Ce que la justice reproche à la société Eurochallenges
L’information judicaire ouverte en 2013 a recueilli quantité de témoignages accablants sur les pratiques d’Eurochallenges. Une instruction à charge, aux yeux de la défense. Voici les grands axes développés dans l’ordonnance de renvoi devant le tribunal correctionnel. Débats en vue.
La mise en condition
Des locaux bien situés et rutilants. Des photos de mariés vantant les succès de la société, potentiellement montées. Et une « attente systématique » pour laisser au visiteur le temps de fantasmer un destin similaire. Tel est le cocktail de bienvenue chez Eurochallenges. Simple stratégie commerciale ? Conditionnement psychologique, estime l’accusation.
Le « prospect » (client potentiel) est ensuite reçu par une commerciale à la plastique avantageuse. Elle lui présente sur écran un catalogue de candidates à l’amour. Beaucoup de femmes superbes, aux poses parfois lascives. Et un taux de réussite de 80 % annoncé, « mensonger », selon la juge d’instruction Catherine Chanez.
Les contrats trop vite signés
Sitôt ferrés, les « prospects » sont invités à signer un contrat qui ne dit pas son nom. Beaucoup pensent remplir une simple fiche de renseignements. Les conditions générales de vente sont à peine lisibles. La possibilité de se rétracter sous sept jours est éclipsée. Et les grilles tarifaires sont moins valorisées que la plastique des adhérentes. Pour asseoir sa crédibilité, Eurochallenges use d’un acronyme, CNRRH, qui évoque un organisme de contrôle… alors qu’il s’agit de son ancienne dénomination commerciale. Plusieurs « prospects » se sont sentis « sous pression » pour signer, ou payer. Certains sont handicapés, malades, endeuillés ou indigents. D’où la mise en examen pour abus de faiblesse.
Les offres trop alléchantes
Non, Adriana Karembeu et Mila Jovovich n’ont pas donné leur accord pour vanter les mérites d’Eurochallenges. Leur image a pourtant été utilisée. La première a d’ailleurs déposé plainte. Eurochallenges poursuit son opération séduction en envoyant un salarié jouer les « prospects » dans un reportage télé. Ou en diffusant des reportages sur des unions, sans l’accord des couples. Le CNRRH et sa fondatrice, Anne-Marie M., ont déjà subi les foudres de la justice. En 2012, cette Lyonnaise a écopé de 4 mois de prison avec sursis pour pratiques commerciales trompeuses. Culpabilité confirmée en appel.

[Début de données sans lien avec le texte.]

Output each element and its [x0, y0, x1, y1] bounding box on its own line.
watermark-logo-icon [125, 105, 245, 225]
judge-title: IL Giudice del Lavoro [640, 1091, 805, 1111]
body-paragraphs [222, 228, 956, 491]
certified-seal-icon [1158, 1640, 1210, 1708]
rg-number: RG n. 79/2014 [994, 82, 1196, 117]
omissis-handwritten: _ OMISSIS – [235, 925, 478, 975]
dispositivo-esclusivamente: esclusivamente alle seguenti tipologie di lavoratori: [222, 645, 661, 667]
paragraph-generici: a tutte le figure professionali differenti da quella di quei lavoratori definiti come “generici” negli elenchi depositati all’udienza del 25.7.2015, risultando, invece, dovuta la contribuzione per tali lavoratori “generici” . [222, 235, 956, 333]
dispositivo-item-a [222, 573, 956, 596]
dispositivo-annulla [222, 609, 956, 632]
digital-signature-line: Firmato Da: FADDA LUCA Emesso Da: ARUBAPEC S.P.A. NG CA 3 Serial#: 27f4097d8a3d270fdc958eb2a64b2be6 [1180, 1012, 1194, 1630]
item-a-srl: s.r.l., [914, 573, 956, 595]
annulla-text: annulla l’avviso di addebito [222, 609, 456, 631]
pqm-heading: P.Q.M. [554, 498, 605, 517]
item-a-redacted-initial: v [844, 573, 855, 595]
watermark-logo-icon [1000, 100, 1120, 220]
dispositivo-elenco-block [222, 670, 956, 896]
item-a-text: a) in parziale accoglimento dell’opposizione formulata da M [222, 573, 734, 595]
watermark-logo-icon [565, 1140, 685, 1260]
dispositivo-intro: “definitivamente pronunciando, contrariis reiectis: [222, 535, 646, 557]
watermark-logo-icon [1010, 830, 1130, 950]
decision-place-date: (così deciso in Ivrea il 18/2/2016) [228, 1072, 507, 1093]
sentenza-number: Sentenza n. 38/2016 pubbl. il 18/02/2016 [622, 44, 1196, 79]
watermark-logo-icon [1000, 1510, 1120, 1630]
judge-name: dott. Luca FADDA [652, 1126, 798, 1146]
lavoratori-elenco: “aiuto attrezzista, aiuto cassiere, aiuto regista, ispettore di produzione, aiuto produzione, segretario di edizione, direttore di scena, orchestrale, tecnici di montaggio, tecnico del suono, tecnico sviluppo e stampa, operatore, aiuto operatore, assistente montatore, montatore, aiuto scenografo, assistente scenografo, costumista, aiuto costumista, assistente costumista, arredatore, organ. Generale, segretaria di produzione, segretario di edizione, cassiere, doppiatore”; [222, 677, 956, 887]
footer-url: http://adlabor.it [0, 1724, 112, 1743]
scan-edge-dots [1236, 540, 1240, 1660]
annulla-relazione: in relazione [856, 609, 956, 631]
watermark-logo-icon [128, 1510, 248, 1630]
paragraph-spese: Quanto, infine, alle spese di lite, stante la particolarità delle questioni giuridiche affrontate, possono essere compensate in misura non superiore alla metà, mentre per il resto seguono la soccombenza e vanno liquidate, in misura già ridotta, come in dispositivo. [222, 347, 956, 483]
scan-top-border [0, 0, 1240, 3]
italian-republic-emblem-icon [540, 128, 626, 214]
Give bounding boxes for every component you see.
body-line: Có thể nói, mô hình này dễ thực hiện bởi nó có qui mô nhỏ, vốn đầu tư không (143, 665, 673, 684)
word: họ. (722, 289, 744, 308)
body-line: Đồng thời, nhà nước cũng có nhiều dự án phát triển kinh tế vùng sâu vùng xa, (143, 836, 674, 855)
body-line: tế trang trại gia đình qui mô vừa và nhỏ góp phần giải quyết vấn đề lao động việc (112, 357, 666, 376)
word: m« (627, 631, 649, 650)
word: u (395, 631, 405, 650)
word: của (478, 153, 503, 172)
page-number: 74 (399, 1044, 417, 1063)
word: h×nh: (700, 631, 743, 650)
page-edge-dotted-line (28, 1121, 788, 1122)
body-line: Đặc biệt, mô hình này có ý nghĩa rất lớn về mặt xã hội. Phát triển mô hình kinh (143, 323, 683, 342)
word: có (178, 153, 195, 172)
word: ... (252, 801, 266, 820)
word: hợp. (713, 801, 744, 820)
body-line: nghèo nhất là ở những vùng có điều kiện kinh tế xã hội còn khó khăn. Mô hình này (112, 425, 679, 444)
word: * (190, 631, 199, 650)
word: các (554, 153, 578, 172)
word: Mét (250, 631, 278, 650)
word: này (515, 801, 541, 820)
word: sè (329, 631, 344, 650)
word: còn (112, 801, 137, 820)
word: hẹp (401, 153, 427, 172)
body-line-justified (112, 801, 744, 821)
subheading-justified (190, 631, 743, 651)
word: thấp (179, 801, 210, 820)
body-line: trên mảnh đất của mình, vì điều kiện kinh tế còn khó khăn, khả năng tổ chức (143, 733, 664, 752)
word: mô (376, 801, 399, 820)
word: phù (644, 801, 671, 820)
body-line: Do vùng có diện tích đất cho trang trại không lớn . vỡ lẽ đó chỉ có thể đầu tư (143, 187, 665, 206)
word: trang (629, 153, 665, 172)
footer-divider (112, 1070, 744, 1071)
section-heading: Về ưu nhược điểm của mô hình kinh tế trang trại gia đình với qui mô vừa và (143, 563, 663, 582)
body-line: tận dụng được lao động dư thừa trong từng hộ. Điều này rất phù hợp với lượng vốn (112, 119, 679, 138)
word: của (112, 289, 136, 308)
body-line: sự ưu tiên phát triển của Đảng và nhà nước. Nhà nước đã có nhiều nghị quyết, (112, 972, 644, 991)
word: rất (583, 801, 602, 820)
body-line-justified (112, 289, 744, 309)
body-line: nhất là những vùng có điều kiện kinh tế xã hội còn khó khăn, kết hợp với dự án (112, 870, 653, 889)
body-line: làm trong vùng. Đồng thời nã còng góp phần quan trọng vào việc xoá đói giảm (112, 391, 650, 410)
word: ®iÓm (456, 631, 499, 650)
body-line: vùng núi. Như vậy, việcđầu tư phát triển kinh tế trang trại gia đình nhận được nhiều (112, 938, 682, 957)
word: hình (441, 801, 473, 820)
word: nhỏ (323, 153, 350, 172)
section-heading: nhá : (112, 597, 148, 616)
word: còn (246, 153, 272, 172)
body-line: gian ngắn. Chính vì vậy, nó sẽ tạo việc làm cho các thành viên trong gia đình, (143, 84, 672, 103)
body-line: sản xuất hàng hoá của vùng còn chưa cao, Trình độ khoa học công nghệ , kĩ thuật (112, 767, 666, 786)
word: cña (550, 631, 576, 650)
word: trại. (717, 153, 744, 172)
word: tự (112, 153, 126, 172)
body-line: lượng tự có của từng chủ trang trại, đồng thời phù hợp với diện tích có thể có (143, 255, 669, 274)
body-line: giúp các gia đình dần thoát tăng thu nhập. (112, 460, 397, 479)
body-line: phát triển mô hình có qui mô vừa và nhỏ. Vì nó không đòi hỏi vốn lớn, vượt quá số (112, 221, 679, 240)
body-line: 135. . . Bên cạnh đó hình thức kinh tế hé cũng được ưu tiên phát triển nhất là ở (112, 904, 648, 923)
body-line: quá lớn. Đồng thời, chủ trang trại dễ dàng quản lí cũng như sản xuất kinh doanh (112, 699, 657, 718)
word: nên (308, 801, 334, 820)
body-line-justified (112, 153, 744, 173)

Les candidates qui n’en sont pas
Les adhérentes se sont inscrites gratuitement. Sans que leurs informations soient vérifiées, selon elles. Des photos étaient retouchées, les profils parfois modifiés. Iryna est devenue anglophone. Liudmila apparaissait encore dans les fichiers bien après son mariage. Et Irina a découvert que des courriers avaient été envoyés en son nom. À vrai dire, certaines adhérentes convoitaient davantage des cadeaux et des voyages que le grand amour. Celles qui y croyaient tombaient parfois de haut. Elles imaginaient plus le prince charmant en entrepreneur ou cadre à succès, qu’en « Français moyen en quête affective ».
Le harcèlement des salariés
D’anciens salariés se sont, eux aussi, retournés contre Eurochallenges. Ils s’estiment victimes de harcèlement moral. L’un des fils de la fondatrice, Grégory T., et sa compagne Gaëlle B., sont soupçonnés d’avoir cultivé « une culture du secret » , visant à « garantir la pérennité des infractions commerciales » et « broyer les salariés qui refusaient d’entrer dans le moule ». L’instruction a mis au jour une « organisation tellement bien huilée que certains salariés [...] avaient le sentiment de travailler dans une société de recouvrement, plus que dans une société de courtage commercial ». Les mis en cause, eux, rejettent les fautes en bloc sur l’ancien directeur juridique.